Japan, earthquake are buddies

Japan, earthquake are buddies

And on Friday, among the many panoramas of destruction emerging from the 8.9-magnitude earthquake in Japan, there it was: without sky-high flames like the exploding oil refineries or unimaginable flooding like the 10m tsunami wrought, but a familiar, childhood sight. The recognition finally made the disaster real.

I grew up going to an international school in Tokyo, where earthquakes arrive as regularly as the Metros criss-crossing the city and punctual to the second. I remember dozens of earthquake drills at school, when as primary students we crawled under our desks before marching to safety in single-file. I also remember many tremors; some rolled like lapping waves, others banged, and the rest barely tickled. But I don’t have a single recollection of combining the two - when an earthquake frightened us enough to put the drills to good use.

So when I woke up on Friday to an email from my mother, who still lives in Tokyo, bearing a message to the point in just five words, I completely missed the point. It must have been the subject line, “Earthquake”, that threw me off. “I’m @ Home And OK!” she wrote. My reply was something along the lines of, “Sorry I forgot to call last week! —Michael”.

I went on Twitter and Facebook, where media outlets’ impassioned declarations of “BREAKING” attempted to slap me awake to what had by then become, in technical terms, a Big Deal. I even chatted online with two friends in Tokyo, the lucky few who didn’t lose their internet or power, asked about the earthquake, heard about 100m skyscrapers bending and “the world shaking”... and went out for a snack.
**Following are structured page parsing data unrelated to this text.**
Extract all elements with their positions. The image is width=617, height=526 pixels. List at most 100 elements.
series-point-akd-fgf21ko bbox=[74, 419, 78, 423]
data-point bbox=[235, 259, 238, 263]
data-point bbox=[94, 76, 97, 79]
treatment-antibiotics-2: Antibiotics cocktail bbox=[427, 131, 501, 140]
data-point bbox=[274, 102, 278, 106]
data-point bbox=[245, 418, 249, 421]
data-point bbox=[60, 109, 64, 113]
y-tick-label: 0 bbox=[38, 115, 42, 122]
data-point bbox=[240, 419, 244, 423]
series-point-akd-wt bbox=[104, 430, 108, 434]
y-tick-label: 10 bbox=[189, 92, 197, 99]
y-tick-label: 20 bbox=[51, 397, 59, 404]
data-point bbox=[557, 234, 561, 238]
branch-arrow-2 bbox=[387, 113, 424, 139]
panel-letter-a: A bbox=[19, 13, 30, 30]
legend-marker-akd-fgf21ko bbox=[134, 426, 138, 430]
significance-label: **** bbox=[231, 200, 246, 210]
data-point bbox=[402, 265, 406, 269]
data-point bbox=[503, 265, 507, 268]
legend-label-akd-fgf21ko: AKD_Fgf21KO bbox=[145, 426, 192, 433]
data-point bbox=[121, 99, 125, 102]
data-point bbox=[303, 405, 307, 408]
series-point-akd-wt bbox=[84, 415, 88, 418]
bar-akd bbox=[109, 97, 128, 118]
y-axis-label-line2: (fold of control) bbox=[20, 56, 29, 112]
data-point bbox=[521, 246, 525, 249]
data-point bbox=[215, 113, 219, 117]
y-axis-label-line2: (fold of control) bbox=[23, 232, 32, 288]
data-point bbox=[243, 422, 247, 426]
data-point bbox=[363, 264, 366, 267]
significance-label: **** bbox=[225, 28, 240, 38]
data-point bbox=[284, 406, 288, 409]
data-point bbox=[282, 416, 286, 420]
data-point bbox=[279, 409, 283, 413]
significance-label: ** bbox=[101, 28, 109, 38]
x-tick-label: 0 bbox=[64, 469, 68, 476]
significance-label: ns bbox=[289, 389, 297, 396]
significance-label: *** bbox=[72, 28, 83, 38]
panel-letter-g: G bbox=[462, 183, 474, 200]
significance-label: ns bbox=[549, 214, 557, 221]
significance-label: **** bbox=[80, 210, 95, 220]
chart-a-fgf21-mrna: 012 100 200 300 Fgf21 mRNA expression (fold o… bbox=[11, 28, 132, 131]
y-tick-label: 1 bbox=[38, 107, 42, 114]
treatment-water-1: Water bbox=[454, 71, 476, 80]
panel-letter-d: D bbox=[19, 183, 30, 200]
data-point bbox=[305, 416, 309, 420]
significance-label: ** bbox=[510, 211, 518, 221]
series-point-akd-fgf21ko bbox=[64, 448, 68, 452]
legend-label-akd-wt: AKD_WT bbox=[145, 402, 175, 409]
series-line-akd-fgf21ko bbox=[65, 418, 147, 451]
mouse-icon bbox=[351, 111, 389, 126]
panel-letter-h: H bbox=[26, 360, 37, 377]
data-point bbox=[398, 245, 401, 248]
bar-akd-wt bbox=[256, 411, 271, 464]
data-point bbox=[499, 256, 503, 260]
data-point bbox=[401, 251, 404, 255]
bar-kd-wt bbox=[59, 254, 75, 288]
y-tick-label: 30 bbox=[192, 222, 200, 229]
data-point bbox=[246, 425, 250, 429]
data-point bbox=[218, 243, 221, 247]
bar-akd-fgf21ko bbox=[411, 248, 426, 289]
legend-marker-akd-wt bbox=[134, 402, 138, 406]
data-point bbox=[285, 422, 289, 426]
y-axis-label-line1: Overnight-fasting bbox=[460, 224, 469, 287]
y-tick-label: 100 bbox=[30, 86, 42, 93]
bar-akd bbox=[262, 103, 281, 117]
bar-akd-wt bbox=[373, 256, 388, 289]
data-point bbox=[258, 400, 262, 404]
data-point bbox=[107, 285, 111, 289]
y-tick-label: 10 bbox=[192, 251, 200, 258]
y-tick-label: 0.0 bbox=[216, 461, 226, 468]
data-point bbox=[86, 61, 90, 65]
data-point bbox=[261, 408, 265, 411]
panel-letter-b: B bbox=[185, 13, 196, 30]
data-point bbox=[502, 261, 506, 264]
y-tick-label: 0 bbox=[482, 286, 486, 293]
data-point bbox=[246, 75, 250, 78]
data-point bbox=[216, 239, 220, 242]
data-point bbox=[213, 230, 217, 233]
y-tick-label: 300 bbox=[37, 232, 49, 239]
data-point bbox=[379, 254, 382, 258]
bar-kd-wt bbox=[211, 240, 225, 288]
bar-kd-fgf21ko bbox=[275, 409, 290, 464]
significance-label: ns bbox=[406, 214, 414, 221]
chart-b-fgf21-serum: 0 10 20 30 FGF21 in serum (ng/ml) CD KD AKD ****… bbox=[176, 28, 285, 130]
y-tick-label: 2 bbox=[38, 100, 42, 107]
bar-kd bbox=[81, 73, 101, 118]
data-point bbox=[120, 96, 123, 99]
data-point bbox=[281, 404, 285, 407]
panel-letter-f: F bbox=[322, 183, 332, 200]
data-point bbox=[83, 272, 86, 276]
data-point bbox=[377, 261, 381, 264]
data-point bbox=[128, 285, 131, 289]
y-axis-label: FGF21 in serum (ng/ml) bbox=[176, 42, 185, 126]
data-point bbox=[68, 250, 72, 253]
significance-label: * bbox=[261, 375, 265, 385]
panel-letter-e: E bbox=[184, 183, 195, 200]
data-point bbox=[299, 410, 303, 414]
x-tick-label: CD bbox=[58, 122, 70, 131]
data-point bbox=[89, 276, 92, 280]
It wasn’t because I was callous. Years of training to prepare for the big one had made “Japan” and “earthquake” harmonious bedfellows in my mind, peas and carrots, something I thought of as certainly harmless and with almost, even, fondness. So it took seeing a picture that burned the childhood association - the image of a landmark from weekend family outings going to ruin - to rip the wool over my eyes. And I finally saw the heart-breaking tragedy.